Definite Integral as Limit of a sum | ISI QMS | QMA 2019

Find the value of : $ \displaystyle \lim_{n \to \infty}\big[\frac1n+\frac{1}{n+1}+\ldots + \frac{1}{3n}\big]$

Putting it into standard form :

$\displaystyle\lim_{n \to \infty} \big[\frac{1}{n}+\frac{1}{n+1}+\ldots+\frac{1}{3n}\big]$

$= \displaystyle \lim_{n\to \infty}\big[\frac{1}{n+0}+\frac{1}{n+1}+\ldots+\frac{1}{n+2n}\big]$

$= \displaystyle \lim_{n \to \infty} \displaystyle\sum_{r=0}^{2n} \frac{1}{n+r}$

$= \displaystyle \lim_{n \to \infty} \frac1n\displaystyle\sum_{r=0}^{2n} \frac{1}{1+\frac rn}$

$= \displaystyle \lim_{n \to \infty} \frac1n\displaystyle\sum_{r=0}^{2n} f(\frac rn)$ where $f(x)=\frac{1}{1+x}$

An useful result : Let $f:[a,b]\to \mathbb R$ be integrable on $[a,b]$ and $\{P_n\}$ be a sequence of partitions of $[a,b]$ such that the sequence $\{\parallel P_n\parallel\}$ converges to $0$. Then if $\epsilon >0$ be given, there exists a natural number $k$ such that $|S(P_n, f)-\int_a^b f|<\epsilon \quad \forall n\geq k$ where $S(P,f)$ is a Riemann sum of $f$ corresponding to $P$ and any choice of intermediate points.
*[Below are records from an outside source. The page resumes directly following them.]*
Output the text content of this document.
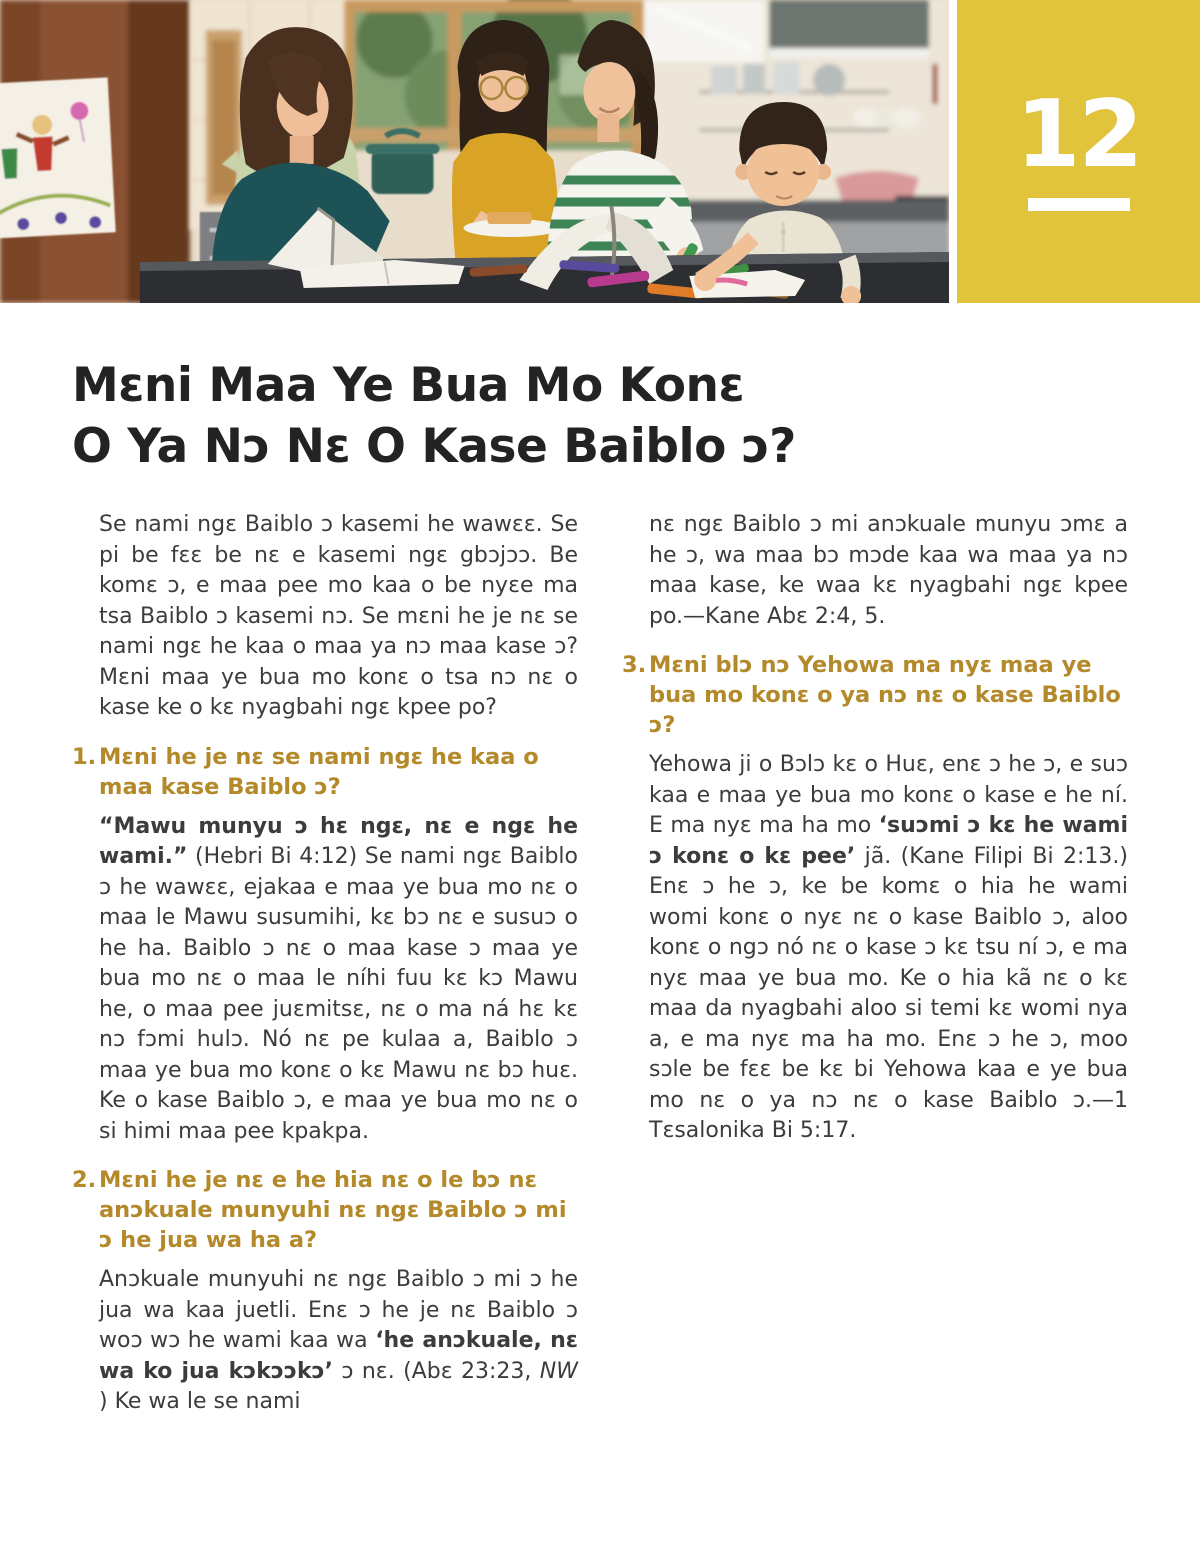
12
Mɛni Maa Ye Bua Mo Konɛ
O Ya Nɔ Nɛ O Kase Baiblo ɔ?

Se nami ngɛ Baiblo ɔ kasemi he wawɛɛ. Se pi be fɛɛ be nɛ e kasemi ngɛ gbɔjɔɔ. Be komɛ ɔ, e maa pee mo kaa o be nyɛe ma tsa Baiblo ɔ kasemi nɔ. Se mɛni he je nɛ se nami ngɛ he kaa o maa ya nɔ maa kase ɔ? Mɛni maa ye bua mo konɛ o tsa nɔ nɛ o kase ke o kɛ nyagbahi ngɛ kpee po?

1. Mɛni he je nɛ se nami ngɛ he kaa o maa kase Baiblo ɔ?

“Mawu munyu ɔ hɛ ngɛ, nɛ e ngɛ he wami.” (Hebri Bi 4:12) Se nami ngɛ Baiblo ɔ he wawɛɛ, ejakaa e maa ye bua mo nɛ o maa le Mawu susumihi, kɛ bɔ nɛ e susuɔ o he ha. Baiblo ɔ nɛ o maa kase ɔ maa ye bua mo nɛ o maa le níhi fuu kɛ kɔ Mawu he, o maa pee juɛmitsɛ, nɛ o ma ná hɛ kɛ nɔ fɔmi hulɔ. Nó nɛ pe kulaa a, Baiblo ɔ maa ye bua mo konɛ o kɛ Mawu nɛ bɔ huɛ. Ke o kase Baiblo ɔ, e maa ye bua mo nɛ o si himi maa pee kpakpa.

2. Mɛni he je nɛ e he hia nɛ o le bɔ nɛ anɔkuale munyuhi nɛ ngɛ Baiblo ɔ mi ɔ he jua wa ha a?

Anɔkuale munyuhi nɛ ngɛ Baiblo ɔ mi ɔ he jua wa kaa juetli. Enɛ ɔ he je nɛ Baiblo ɔ woɔ wɔ he wami kaa wa ‘he anɔkuale, nɛ wa ko jua kɔkɔɔkɔ’ ɔ nɛ. (Abɛ 23:23, NW ) Ke wa le se nami

nɛ ngɛ Baiblo ɔ mi anɔkuale munyu ɔmɛ a he ɔ, wa maa bɔ mɔde kaa wa maa ya nɔ maa kase, ke waa kɛ nyagbahi ngɛ kpee po.—Kane Abɛ 2:4, 5.

3. Mɛni blɔ nɔ Yehowa ma nyɛ maa ye bua mo konɛ o ya nɔ nɛ o kase Baiblo ɔ?

Yehowa ji o Bɔlɔ kɛ o Huɛ, enɛ ɔ he ɔ, e suɔ kaa e maa ye bua mo konɛ o kase e he ní. E ma nyɛ ma ha mo ‘suɔmi ɔ kɛ he wami ɔ konɛ o kɛ pee’ jã. (Kane Filipi Bi 2:13.) Enɛ ɔ he ɔ, ke be komɛ o hia he wami womi konɛ o nyɛ nɛ o kase Baiblo ɔ, aloo konɛ o ngɔ nó nɛ o kase ɔ kɛ tsu ní ɔ, e ma nyɛ maa ye bua mo. Ke o hia kã nɛ o kɛ maa da nyagbahi aloo si temi kɛ womi nya a, e ma nyɛ ma ha mo. Enɛ ɔ he ɔ, moo sɔle be fɛɛ be kɛ bi Yehowa kaa e ye bua mo nɛ o ya nɔ nɛ o kase Baiblo ɔ.—1 Tɛsalonika Bi 5:17.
i.e., If $f$ be integrable on $[a,b]$ and $\{P_n\}$ be a sequence of partitions of $[a,b]$ such that $\lim\limits_{n \to \infty} \parallel P_n \parallel=0$, then $\lim\limits_{n\to \infty} S(P_n,f)=\int_a^b f$

Let $P_n=(0,\frac1n,\frac2n,\ldots,\frac{2n}{n})$ be a sequence of partition on $[0,2]$ dividing it into $2n$ sub-intervals of equal length $\frac1n$.
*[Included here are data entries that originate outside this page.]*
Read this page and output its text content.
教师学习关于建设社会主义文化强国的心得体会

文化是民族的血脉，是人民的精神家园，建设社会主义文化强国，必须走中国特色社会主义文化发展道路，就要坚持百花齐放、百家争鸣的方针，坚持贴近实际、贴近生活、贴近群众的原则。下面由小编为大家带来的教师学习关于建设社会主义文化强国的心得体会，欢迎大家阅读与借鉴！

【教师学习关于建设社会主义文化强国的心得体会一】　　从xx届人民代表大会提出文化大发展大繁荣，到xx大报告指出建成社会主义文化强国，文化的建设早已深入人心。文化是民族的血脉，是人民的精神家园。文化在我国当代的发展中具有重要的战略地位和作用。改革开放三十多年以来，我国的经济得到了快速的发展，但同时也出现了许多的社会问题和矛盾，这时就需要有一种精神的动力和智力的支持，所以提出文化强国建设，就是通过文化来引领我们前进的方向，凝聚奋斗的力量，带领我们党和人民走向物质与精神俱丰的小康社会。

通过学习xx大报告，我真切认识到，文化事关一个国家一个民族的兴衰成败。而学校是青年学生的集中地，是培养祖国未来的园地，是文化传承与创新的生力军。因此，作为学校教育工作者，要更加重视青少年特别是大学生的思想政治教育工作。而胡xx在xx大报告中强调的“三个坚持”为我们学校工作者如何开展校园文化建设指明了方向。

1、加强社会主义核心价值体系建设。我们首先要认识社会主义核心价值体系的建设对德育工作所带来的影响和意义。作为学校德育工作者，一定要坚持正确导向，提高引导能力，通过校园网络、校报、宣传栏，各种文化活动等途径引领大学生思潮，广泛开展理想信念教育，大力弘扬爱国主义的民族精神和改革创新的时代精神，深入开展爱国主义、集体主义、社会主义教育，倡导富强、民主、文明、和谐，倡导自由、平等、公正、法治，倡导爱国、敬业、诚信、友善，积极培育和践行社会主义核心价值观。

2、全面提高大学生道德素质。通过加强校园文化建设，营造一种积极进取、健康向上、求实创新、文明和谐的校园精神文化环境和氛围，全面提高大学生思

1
Also $\lim \parallel P_n\parallel=\lim \frac1n=0$.

Let us choose $\xi_r=\frac rn,\quad r=1,2,3,\ldots,2n$

Then the Riemann sum for $f$ on the interval $[0,2]$ corresponding to the partition $P_n$ and chosen intermediate points $\xi_r$

$S(P_n,f)=\frac1n\displaystyle\sum_{r=1}^{2n} f(\frac rn)$

As $f$ is continuous on $[0,2]$, $f$ is integrable on $[0,2]$.

Now can you use the above result to reach to the solution ?

Using the result

$\lim\limits_{n\to\infty} \frac1n\displaystyle\sum_{r=1}^{2n} f(\frac rn) = \displaystyle\int_0^2 f(x) \mathrm d x$

$= \displaystyle\int_0^2 \frac{ \mathrm d x }{1+x} $

$=\ln(1+x)\bigg|_0^2= \ln 3$ [Ans]